Sì, mentre i due giapponesi erano già amici al loro arrivo a Berlino, i due protagonisti della seconda storia non lo erano prima dei Giochi. Due atleti conosciutissimi, il tedesco Luz Long e soprattutto lo statunitense Jesse Owens che, con le sue quattro medaglie d’oro vinte, scrisse una pagina memorabile nella storia delle Olimpiadi. Owens nella gara del salto in lungo è però, a sorpresa, in grande difficoltà. Durante le qualificazioni dopo due salti nulli ha un solo tentativo a disposizione per non essere eliminato. Long, che era il suo rivale, capisce che la sua difficoltà è nella scarsa rincorsa. Lo avvicina e gli consiglia di partire più indietro. Owens grazie a questo suggerimento riesce a qualificarsi per la finale, dove vincerà l’oro proprio davanti al tedesco. I due fraternizzano, durante la gara si sostengono a vicenda. Nasce una grande amicizia, apparentemente impossibile: Luz Long, tedesco, atleta simbolo per la razza ariana e Jess Owens, atleta afroamericano. Anche per quell’amicizia Long fu mandato in prima linea a combattere nel conflitto mondiale, dove morirà nel 1943. In guerra, Long manterrà sempre un contatto epistolare con Owens. In una di queste lettere, poco dopo aver saputo di essere diventato padre, scrive: “Il mio cuore mi dice che questa potrebbe essere l’ultima lettera che ti scrivo. Se così dovesse essere, ti chiedo di andare in Germania quando il conflitto sarà finito. Vai a trovare mio figlio e raccontagli che neppure la guerra è riuscita a rompere la nostra amicizia. Tuo fratello Luz”. L’atleta tedesco morirà poco dopo, a Gela, in Sicilia. Jess Owens incontrerà anni dopo il giovane Long, partecipando anche alle sue nozze, e lo abbraccerà come tanti anni prima aveva fatto con suo padre.

Pasquale, sono due storie davvero significative. Colpisce anche il fatto che abbiano elementi, dalla medaglia fusa alle lettere, che ci permettono di riviverle, quasi di toccarle con mano. Una suggestione nella suggestione questa?

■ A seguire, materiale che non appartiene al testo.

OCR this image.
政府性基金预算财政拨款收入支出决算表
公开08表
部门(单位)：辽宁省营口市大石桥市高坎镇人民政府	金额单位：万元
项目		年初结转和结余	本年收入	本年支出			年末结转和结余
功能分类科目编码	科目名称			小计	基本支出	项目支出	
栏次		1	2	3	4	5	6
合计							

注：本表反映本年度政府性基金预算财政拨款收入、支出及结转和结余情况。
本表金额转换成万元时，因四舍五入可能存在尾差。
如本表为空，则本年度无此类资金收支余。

Sì, questo è proprio il bello dei Giochi Olimpici! Il fatto che ci consegnano storie uniche, per certi versi irripetibili. Lo vediamo in qualsiasi edizione. Aprire il libro dei ricordi olimpici è un po’ come sfogliare un grande romanzo, ricco di passioni, di vite che si intrecciano con dei valori importanti e ci permettono di essere testimoni di storie memorabili.